HKEYS and HVALS in Redis - Time & Space Complexity
We want to understand how the time it takes to get all keys or all values from a Redis hash changes as the hash grows.
How does the number of fields in the hash affect the work Redis does when using HKEYS or HVALS?
Analyze the time complexity of the following code snippet.
HKEYS myhash
HVALS myhash
This code gets all the field names with HKEYS and all the field values with HVALS from the hash named 'myhash'.
- Primary operation: Redis scans through each field in the hash to collect keys or values.
- How many times: Once for each field in the hash.
As the number of fields in the hash grows, Redis must look at each field once to gather keys or values.
| Input Size (n) | Approx. Operations |
|---|---|
| 10 | About 10 operations |
| 100 | About 100 operations |
| 1000 | About 1000 operations |
Pattern observation: The work grows directly with the number of fields; doubling fields doubles the work.
Time Complexity: O(n)
This means the time to get all keys or values grows in a straight line with the number of fields in the hash.

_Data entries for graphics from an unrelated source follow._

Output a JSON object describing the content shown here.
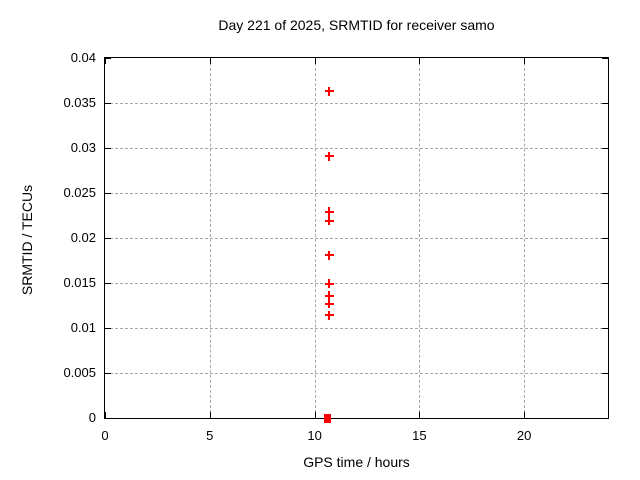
{
  "figure": {
    "background": "#ffffff",
    "border_color": "#000000",
    "grid_color": "#a8a8a8"
  },
  "chart_data": {
    "type": "scatter",
    "title": "Day 221 of 2025, SRMTID for receiver samo",
    "xlabel": "GPS time / hours",
    "ylabel": "SRMTID / TECUs",
    "xlim": [
      0,
      24
    ],
    "ylim": [
      0,
      0.04
    ],
    "xticks": [
      "0",
      "5",
      "10",
      "15",
      "20"
    ],
    "yticks": [
      "0",
      "0.005",
      "0.01",
      "0.015",
      "0.02",
      "0.025",
      "0.03",
      "0.035",
      "0.04"
    ],
    "grid": true,
    "legend": "none",
    "marker": "plus",
    "marker_color": "#ff0000",
    "series": [
      {
        "name": "SRMTID",
        "points": [
          {
            "x": 10.7,
            "y": 0.0363
          },
          {
            "x": 10.7,
            "y": 0.0291
          },
          {
            "x": 10.7,
            "y": 0.0229
          },
          {
            "x": 10.7,
            "y": 0.0219
          },
          {
            "x": 10.7,
            "y": 0.0181
          },
          {
            "x": 10.7,
            "y": 0.0149
          },
          {
            "x": 10.7,
            "y": 0.0136
          },
          {
            "x": 10.7,
            "y": 0.0127
          },
          {
            "x": 10.7,
            "y": 0.0114
          }
        ]
      }
    ],
    "zero_cluster": {
      "x": 10.6,
      "y": 0
    }
  }
}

[X] Wrong: "HKEYS or HVALS always run in constant time, no matter how big the hash is."
[OK] Correct: Redis must look at every field to collect keys or values, so the time grows with the number of fields.
Knowing how commands like HKEYS and HVALS scale helps you understand performance when working with large hashes in Redis.
"What if we used HSCAN instead of HKEYS or HVALS? How would the time complexity change?"